To some, Dianne's work is electronic massage; to others, it's a matter of believing that surface sensations can penetrate deeply enough into Thoroughbred soft tissue to make a difference. To her clients and to the horses whose stalls she visits in the mornings, her work is a valuable asset to general race conditioning and offers individualized, attentive care.

Equine therapy is a highly specialized career option. As Dianne mentions in the video, Midway College in Midway, Kentucky offers a training program. Last week, Midway announced a re-organization of its degree programs with the establishment of  a new School of Business, Equine and Sport Studies.

At Midway, students may earn a Bachelor of Science degree in Equine Studies with a concentration in Sport Horse Rehabilitation, which requires courses in equine rehabilitation, exercise physiology, clinical integrative performance, eastern medicine, and nutrition/pharmacology in addition to core equine studies courses such as anatomy, behavior and farm management.

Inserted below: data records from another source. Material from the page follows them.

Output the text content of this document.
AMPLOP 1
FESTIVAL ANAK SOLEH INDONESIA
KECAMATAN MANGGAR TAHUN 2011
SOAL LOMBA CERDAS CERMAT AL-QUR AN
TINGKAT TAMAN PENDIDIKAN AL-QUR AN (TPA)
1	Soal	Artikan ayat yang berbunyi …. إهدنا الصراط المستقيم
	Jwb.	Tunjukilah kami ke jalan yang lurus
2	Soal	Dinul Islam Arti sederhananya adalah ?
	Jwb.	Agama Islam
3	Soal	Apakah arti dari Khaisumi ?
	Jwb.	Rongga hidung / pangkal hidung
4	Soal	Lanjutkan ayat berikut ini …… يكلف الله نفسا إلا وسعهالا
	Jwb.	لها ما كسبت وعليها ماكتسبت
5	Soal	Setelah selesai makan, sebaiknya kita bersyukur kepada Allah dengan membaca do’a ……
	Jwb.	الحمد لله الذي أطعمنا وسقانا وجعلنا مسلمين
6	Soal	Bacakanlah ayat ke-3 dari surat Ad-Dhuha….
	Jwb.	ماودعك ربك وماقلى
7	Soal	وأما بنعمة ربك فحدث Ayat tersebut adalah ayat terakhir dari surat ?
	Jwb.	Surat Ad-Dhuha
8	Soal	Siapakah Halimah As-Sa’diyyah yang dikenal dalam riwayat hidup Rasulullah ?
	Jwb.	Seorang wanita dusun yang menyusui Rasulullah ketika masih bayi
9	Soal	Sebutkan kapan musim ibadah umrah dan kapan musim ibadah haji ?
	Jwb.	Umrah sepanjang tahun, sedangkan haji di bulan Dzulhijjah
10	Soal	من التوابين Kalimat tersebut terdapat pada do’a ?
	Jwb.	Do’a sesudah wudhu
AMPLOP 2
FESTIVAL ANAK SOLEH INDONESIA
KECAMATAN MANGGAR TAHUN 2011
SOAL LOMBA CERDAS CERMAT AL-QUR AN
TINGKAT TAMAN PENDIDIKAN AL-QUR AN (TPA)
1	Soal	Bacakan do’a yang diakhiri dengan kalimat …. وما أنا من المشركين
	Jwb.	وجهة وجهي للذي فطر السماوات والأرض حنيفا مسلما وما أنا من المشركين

Equine Therapy 502 will be pulling out of Saratoga soon. Dianne returns to Churchill Downs and Keeneland for the fall Kentucky race meets, and to prepare the elite runners training there for the Breeders Cup in November. Victoria Rose will be doing the same for the fall meet at New York's Belmont Park. Veronica Caravella works Monmouth and Belmont and Jane Turner works Saratoga and Hot Springs.